Working age Australians have become far less reliant on welfare payments since the turn of the century – undermining Abbott government claims of a crisis of welfare dependency in Australia.
The finding comes from the Household, Income and Labour Dynamics in Australia (HILDA) Survey, an authoritative Melbourne Institute of Applied Economic and Social Research report that has tracked more than 12,000 people since 2001.
The latest HILDA report, for 2011, shows rising inequality in Australia as well as flat or even falling living standards for middle-class Australians in the years after the global financial crisis.
But it also shows a marked trend away from working age Australians – and even pensioners – being as reliant on welfare.
Last month’s federal budget included a number of measures to restrict welfare, including preventing unemployed people under 30 getting access to payments for up to six months.
Treasurer Joe Hockey, in a speech last week, described Australia’s welfare system as ‘‘unsustainable’’ and said claims the budget was unfair were misguided “old-style socialism”.
He said the government was spending, on average, more than $6000 on welfare for every Australian.
“The average working Australian, be they a cleaner, a plumber or a teacher, is working over one month full-time each year just to pay for the welfare of another Australian,’’ he said.

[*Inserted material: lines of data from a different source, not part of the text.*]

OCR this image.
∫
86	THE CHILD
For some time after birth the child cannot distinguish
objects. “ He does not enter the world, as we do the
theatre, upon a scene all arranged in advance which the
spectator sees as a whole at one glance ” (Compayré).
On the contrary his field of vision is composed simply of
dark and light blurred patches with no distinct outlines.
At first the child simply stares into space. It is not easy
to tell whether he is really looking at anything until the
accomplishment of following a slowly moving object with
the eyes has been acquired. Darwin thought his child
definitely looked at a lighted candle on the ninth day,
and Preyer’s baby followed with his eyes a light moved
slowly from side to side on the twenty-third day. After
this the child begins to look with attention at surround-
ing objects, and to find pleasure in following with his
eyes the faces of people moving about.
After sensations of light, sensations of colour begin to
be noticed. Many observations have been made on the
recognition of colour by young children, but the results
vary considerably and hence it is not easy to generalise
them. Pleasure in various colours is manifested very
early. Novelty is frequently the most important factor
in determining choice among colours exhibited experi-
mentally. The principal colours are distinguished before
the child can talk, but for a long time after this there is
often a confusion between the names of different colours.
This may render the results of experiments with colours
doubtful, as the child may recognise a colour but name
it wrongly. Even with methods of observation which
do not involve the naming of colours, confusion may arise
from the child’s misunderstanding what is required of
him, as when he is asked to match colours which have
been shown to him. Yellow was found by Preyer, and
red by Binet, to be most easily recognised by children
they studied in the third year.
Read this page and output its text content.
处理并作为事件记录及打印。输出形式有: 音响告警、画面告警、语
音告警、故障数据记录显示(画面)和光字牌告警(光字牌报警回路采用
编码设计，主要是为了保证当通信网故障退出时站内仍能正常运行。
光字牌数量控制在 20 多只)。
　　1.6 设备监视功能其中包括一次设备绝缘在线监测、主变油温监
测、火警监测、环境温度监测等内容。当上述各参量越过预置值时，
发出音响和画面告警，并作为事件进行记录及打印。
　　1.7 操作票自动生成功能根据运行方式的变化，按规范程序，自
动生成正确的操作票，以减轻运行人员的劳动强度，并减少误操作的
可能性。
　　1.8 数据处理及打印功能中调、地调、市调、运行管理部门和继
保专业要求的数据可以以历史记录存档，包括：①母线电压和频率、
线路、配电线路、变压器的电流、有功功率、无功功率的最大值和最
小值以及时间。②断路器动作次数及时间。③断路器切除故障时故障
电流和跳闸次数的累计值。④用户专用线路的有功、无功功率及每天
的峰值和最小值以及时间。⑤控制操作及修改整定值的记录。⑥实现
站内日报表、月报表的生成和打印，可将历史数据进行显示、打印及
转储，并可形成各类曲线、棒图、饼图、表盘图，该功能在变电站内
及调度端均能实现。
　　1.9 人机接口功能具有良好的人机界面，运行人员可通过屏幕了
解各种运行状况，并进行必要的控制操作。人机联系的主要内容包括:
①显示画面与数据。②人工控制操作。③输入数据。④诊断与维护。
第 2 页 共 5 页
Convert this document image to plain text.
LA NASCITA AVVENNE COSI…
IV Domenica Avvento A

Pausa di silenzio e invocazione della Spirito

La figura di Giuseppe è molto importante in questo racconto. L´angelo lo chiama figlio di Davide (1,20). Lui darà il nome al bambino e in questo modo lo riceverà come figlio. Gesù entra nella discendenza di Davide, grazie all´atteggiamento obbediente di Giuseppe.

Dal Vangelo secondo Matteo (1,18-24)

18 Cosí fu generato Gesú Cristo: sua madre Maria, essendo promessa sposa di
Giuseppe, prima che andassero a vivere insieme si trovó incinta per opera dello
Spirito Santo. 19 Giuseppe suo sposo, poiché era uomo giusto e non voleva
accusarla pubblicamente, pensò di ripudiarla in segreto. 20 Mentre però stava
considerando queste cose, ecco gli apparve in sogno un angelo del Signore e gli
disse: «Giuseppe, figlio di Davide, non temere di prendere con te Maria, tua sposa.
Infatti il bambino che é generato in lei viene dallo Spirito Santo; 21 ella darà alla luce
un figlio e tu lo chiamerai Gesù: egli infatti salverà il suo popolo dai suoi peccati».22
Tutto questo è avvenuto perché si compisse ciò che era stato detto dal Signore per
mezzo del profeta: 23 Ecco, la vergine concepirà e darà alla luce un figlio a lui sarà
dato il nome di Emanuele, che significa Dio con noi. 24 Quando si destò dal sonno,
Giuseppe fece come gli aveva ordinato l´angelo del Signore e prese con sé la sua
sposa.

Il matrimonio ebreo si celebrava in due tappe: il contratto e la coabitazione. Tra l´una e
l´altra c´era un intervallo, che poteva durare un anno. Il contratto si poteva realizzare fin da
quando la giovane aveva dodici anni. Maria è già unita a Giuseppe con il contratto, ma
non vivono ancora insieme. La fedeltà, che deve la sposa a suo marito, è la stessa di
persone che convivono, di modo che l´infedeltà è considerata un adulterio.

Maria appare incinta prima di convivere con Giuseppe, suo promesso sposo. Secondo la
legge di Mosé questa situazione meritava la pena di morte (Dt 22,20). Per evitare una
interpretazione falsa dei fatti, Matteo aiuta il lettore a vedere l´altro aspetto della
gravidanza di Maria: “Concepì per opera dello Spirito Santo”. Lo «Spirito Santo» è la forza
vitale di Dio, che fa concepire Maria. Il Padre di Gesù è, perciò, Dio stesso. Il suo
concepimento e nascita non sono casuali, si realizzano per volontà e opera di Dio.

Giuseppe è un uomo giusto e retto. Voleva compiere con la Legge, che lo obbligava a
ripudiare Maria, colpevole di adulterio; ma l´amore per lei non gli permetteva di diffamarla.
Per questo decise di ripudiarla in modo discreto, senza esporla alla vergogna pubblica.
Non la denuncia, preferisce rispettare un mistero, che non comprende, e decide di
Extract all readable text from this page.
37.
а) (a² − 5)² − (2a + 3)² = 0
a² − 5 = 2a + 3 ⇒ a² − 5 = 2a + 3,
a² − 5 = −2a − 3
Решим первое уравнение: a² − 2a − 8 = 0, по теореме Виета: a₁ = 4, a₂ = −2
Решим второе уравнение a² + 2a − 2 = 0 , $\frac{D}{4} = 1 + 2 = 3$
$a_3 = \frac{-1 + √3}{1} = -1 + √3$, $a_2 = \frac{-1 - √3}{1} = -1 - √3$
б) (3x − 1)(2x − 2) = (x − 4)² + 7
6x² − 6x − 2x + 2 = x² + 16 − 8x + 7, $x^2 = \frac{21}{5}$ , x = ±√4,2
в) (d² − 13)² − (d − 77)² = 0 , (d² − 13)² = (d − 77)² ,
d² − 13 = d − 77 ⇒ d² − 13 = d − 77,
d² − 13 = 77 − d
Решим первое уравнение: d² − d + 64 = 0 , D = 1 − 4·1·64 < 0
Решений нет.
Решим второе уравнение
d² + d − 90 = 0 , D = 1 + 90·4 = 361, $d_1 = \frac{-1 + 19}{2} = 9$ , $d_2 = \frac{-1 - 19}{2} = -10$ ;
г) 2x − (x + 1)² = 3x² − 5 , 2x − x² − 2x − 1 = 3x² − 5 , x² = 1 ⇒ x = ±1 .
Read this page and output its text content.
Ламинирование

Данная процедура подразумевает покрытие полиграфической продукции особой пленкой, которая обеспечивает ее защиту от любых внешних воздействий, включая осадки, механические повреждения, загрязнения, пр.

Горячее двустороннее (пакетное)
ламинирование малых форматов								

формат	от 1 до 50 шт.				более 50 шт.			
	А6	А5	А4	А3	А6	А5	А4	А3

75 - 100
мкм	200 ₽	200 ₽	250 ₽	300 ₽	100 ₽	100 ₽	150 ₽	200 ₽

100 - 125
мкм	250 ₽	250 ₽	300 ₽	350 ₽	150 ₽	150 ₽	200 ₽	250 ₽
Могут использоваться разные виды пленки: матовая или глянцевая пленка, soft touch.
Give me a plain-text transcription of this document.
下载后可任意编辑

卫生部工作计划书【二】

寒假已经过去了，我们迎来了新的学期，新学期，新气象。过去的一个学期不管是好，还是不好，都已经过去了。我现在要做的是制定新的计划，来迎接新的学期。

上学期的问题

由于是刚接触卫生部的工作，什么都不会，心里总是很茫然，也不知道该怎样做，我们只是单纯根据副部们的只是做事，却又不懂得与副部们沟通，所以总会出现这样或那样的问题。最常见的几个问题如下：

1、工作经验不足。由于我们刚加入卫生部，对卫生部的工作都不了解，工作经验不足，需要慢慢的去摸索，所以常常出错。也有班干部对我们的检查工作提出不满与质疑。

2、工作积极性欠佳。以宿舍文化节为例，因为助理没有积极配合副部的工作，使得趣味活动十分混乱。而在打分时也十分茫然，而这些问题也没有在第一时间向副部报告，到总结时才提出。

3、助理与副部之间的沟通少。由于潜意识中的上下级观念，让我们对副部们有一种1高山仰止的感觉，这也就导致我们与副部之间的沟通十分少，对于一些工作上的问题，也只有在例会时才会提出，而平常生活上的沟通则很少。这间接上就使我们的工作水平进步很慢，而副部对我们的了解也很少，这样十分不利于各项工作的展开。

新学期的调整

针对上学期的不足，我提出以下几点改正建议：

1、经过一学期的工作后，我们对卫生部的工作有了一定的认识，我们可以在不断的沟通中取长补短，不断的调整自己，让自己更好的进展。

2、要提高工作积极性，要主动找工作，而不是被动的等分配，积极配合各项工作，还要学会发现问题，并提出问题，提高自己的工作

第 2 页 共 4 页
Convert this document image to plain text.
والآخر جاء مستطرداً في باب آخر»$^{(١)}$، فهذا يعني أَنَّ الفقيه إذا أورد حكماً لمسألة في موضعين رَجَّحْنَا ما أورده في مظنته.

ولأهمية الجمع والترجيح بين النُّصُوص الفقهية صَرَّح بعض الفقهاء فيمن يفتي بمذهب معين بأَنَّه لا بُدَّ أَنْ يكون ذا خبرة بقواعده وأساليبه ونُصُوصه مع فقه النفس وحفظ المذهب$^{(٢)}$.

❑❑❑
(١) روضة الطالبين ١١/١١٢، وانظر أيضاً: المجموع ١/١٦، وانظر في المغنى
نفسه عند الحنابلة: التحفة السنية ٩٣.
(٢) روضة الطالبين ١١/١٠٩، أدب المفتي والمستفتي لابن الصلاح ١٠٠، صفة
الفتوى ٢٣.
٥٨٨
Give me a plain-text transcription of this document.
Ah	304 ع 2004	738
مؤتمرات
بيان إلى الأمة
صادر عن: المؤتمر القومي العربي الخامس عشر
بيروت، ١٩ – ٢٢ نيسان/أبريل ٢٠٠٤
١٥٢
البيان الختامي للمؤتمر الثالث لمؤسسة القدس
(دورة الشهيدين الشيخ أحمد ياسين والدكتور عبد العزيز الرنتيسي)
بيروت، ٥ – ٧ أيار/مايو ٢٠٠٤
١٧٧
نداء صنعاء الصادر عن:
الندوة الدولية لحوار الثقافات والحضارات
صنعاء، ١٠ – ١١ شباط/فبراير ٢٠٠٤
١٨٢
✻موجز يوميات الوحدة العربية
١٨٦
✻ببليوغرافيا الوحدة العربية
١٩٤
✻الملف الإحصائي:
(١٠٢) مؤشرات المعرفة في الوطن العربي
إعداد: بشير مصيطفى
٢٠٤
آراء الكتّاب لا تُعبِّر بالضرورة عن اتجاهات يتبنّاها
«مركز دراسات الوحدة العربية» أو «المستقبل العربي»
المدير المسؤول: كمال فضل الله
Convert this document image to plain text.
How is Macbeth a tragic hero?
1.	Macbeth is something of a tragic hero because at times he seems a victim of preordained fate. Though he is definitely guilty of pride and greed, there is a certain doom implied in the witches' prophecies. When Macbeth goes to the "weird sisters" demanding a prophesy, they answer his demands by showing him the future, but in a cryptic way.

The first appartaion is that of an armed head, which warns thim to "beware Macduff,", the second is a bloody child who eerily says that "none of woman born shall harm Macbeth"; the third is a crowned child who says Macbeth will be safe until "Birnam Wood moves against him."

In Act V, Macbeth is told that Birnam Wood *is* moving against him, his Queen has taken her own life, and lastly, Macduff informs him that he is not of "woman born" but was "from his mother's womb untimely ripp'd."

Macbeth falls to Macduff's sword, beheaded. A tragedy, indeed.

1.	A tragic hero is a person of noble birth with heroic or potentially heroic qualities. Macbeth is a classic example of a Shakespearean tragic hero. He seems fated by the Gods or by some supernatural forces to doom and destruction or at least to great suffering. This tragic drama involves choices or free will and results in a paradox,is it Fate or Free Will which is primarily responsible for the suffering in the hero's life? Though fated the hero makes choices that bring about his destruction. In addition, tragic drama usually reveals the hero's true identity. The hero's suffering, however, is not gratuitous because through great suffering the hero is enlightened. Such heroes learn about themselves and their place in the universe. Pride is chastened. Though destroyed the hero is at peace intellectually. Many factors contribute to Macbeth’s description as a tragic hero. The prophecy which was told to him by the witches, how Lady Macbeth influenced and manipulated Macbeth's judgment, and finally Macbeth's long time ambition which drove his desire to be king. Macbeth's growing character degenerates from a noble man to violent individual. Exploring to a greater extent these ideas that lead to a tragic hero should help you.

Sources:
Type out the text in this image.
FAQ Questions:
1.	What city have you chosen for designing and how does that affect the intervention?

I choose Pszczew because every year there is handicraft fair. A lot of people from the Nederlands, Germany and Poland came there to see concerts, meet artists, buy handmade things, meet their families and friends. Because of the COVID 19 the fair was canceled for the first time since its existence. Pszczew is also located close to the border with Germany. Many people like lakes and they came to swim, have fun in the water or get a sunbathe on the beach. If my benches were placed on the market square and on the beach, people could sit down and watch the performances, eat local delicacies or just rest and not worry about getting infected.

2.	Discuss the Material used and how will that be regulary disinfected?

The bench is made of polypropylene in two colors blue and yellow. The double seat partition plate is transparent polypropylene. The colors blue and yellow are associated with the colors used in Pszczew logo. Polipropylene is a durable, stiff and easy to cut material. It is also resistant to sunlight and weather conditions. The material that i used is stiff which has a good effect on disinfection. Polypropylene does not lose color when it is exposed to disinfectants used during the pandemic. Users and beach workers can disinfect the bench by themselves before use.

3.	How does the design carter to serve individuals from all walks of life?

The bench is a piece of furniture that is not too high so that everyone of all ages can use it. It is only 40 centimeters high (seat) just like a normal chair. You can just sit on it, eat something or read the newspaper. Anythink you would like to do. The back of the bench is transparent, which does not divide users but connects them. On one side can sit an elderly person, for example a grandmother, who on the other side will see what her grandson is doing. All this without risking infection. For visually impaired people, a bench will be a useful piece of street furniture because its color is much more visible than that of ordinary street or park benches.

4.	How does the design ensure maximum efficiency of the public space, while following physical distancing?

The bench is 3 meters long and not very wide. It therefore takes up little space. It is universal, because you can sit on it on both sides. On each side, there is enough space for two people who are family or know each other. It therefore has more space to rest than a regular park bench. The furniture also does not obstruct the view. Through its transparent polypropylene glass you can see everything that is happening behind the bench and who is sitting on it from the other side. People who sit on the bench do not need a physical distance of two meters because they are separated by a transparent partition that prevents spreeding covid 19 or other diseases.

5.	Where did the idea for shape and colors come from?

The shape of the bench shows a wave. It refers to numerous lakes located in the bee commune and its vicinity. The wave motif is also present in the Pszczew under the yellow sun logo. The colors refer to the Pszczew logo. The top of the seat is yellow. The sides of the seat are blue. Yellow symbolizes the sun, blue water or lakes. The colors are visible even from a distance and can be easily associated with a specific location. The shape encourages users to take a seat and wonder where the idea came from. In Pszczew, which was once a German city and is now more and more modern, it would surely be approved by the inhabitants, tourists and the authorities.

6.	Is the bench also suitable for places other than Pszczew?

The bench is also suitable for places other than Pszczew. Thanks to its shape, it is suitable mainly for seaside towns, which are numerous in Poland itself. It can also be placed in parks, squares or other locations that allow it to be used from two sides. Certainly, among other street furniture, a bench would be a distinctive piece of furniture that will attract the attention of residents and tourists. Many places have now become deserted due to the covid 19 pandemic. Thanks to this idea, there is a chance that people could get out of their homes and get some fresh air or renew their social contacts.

Yet the HILDA research shows that in 2001 23 per cent of people aged 18 to 64 had received welfare payments each week and a decade later that had fallen sharply to 18.5 per cent.
There has also been a big drop in the percentage of working age households where more than 90 per cent of their income came from welfare. In 2001 that accounted for 7.1 per cent of households while a decade later it was just 4.8 per cent.
The proportion of retired people who relied on benefits as their main source of income also declined across the decade from 65.8 per cent to 63.5 per cent.
The report's author, Associate Professor Roger Wilkins, said Australia was experiencing its lowest level of welfare reliance in decades, possibly since the 1980s.
‘‘I’m absolutely bewildered by Hockey’s obsession on welfare reliance in Australia,’’ he said. ‘‘It’s lower than it's been in a couple of decades, possibly longer.’’
Professor Wilkins said the long-term trend away from welfare reliance was largely the result of Australia’s long boom, although a succession of welfare reforms that have tightened eligibility to payments had also contributed.
‘‘The long and short of it is we’ve had 20 years of growth uninterrupted by a recession. This is a fact I don’t think is appreciated widely enough,’’ he said. ‘‘It is the longest boom recorded in any developed country ever.’’
The long boom had also helped the number of Australians in absolute poverty halve in the decade with low, middle and high-income groups all recording strong real income growth. Despite that, inequality is rising in Australia with men in highly paid full-time jobs recording the strongest wages growth.
Professor Wilkins said besides 2009 – when government stimulus payments lessened inequality – the trend since the mid-2000s has been for inequality to edge higher. While we are far more equal than US or many developing countries, among rich countries we have reasonably high levels of inequality.
‘‘We’re probably not as equal a country as many people think,’’ he said.
The Rudd government’s stimulus payments of 2009 also masked the effect of the global financial crisis with living standards rising sharply that year as interest rates fell and incomes rose.
But disposable income for the median household fell in both 2010 and 2011 on one measure. That contrasts with the years before the financial crisis when there had been strong growth in real household income. ‘‘It’s a pretty good hint for why the Rudd and Gillard governments had such a difficult time ... median household incomes were going backwards,’’ he said. ‘‘I think that is a delayed GFC effect.’’
As the federal government moved to rein in its large deficit there were no more income tax cuts while thresholds for some payments, such as family tax payments, were frozen. ‘‘That’s why people were feeling a bit aggrieved,’’ Professor Wilkins said.